Em 1991, o guitarrista tocou ao vivo na Aula Magna ao lado dos Madredeus e, no
ano seguinte, o espectáculo "Carlos Paredes - Uma Guitarra
Portuguesa" contou com as presenças de Fernando Alvim (seu companheiro de
armas de longa data), Rui Veloso, Mário Laginha, Natália Casanova, Manuel Paulo,
Paulo Curado e Luísa Amaro, sua companheira há muitos anos.
Em
1993, foi-lhe diagnosticada uma doença do foro neurológico que progressivamente
o afastou da guitarra e lhe tolheu os movimentos. Carlos Paredes vive
actualmente numa casa de saúde em Lisboa.
"Para
defender um instrumento, a única forma possível é criar uma escola. Se as
pessoas souberem utilizá-lo convenientemente, guardam-no. Caso contrário,
esquecem-no." A frase, do próprio Paredes, aplica-se, por estranho que
pareça, à sua própria vida. Mas ainda vamos a tempo de dizer que não o
esquecemos. Parabéns, Carlos Paredes.
C o m C a r l o s P a r e d e s
José Eduardo Rocha, Sam the Kid, Gabriel Gomes e os Gaiteiros de Lisboa
são alguns dos músicos que se associaram à iniciativa promovida pela associação
Movimentos Perpétuos, compondo uma peça inspirada na música de Carlos Paredes
Paredes letra a letra
“O Carlos Paredes é como o Zeca Afonso. Para mim é
música clássica. Compus uma peça intitulada ‘Prelúdios e Fugas sobre o Nome de
Carlos Paredes’. Para dois violinos Chicco, harpa e pequeno gamelão. A peça,
não pretendendo ser um retrato musical, é uma homenagem, uma evocação musical
por dentro. Peguei no nome dele e criei uma série de notas segundo a notação
anglosaxónica e grega. Uma nota para cada uma das letras constituintes do nome
de Carlos Paredes, segundo uma prática tradicional e secreta na história da
música. Tem uma certa atmosfera, nomeadamente os sons metálicos do pequeno
gamelão que talvez evoquem o som metálico da guitarra. O uso da harpa também
vai nesse sentido, na utilização de certas técnicas de corda dedilhada.
JOSÉ EDUARDO ROCHA
COMPOSITOR E DIRETOR MUSICAL DO AGRUPAMENTO ENSEMBLE
JER
Paredes hip-hop
“Sou um rapaz ainda muito novo e não conheço em
profundidade o trabalho do Carlos Paredes. Apenas tinha comigo duas coletâneas.
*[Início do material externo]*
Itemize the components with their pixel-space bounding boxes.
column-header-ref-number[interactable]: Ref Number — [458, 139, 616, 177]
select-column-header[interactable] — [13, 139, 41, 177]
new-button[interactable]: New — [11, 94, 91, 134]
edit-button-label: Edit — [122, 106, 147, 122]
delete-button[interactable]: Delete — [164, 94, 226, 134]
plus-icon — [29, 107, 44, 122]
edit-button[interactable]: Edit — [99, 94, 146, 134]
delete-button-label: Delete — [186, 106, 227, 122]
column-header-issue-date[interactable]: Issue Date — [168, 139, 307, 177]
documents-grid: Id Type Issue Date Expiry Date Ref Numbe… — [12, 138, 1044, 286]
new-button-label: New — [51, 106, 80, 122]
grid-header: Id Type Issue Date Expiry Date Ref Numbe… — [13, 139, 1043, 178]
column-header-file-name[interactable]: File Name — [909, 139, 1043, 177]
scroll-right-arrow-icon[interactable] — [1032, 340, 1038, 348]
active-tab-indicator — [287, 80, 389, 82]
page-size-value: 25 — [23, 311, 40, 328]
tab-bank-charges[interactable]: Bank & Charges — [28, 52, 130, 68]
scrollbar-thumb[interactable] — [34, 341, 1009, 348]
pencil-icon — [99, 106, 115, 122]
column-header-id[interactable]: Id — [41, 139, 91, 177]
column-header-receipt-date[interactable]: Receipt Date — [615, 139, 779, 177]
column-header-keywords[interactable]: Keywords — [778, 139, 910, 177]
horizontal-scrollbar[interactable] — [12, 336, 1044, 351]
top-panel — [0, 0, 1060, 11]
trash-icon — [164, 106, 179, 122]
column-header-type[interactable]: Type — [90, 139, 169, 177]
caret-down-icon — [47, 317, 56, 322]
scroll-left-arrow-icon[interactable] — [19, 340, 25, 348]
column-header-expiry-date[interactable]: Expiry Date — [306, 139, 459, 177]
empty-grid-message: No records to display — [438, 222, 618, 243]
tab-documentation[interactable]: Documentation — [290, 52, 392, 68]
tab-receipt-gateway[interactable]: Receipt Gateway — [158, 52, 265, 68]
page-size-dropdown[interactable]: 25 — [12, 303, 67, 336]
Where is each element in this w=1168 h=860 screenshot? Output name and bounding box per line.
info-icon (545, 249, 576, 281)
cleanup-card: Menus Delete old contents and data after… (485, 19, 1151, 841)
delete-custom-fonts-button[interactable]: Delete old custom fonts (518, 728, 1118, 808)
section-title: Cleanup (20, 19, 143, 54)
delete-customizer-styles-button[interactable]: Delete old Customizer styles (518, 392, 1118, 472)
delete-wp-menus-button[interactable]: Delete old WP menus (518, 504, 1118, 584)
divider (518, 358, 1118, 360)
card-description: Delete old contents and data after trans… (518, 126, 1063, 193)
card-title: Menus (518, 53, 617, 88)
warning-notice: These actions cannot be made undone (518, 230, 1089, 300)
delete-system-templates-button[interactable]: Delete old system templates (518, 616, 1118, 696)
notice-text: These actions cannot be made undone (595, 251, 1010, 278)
Não é um artista fácil de samplar, porque não tem um compasso certo, que entre
no hip-hop. Já compus a peça mas foi muito difícil. Não fui muito fiel ao
trabalho dele. Segui o “chop style”, que consiste em separar e cortar as notas
todas para depois eu próprio as tocar e inserir num compasso hip-hop. Samplei
uma música que usa também um piano, com o António Vitorino d’Almeida, chamada
“Improviso”. Facilitou-me um bocadinho mais... Inclusive, fiz uma coisa que não
sei se me vão permitir: pus umas vozes do Carlos do Carmo por cima. Ficou bem.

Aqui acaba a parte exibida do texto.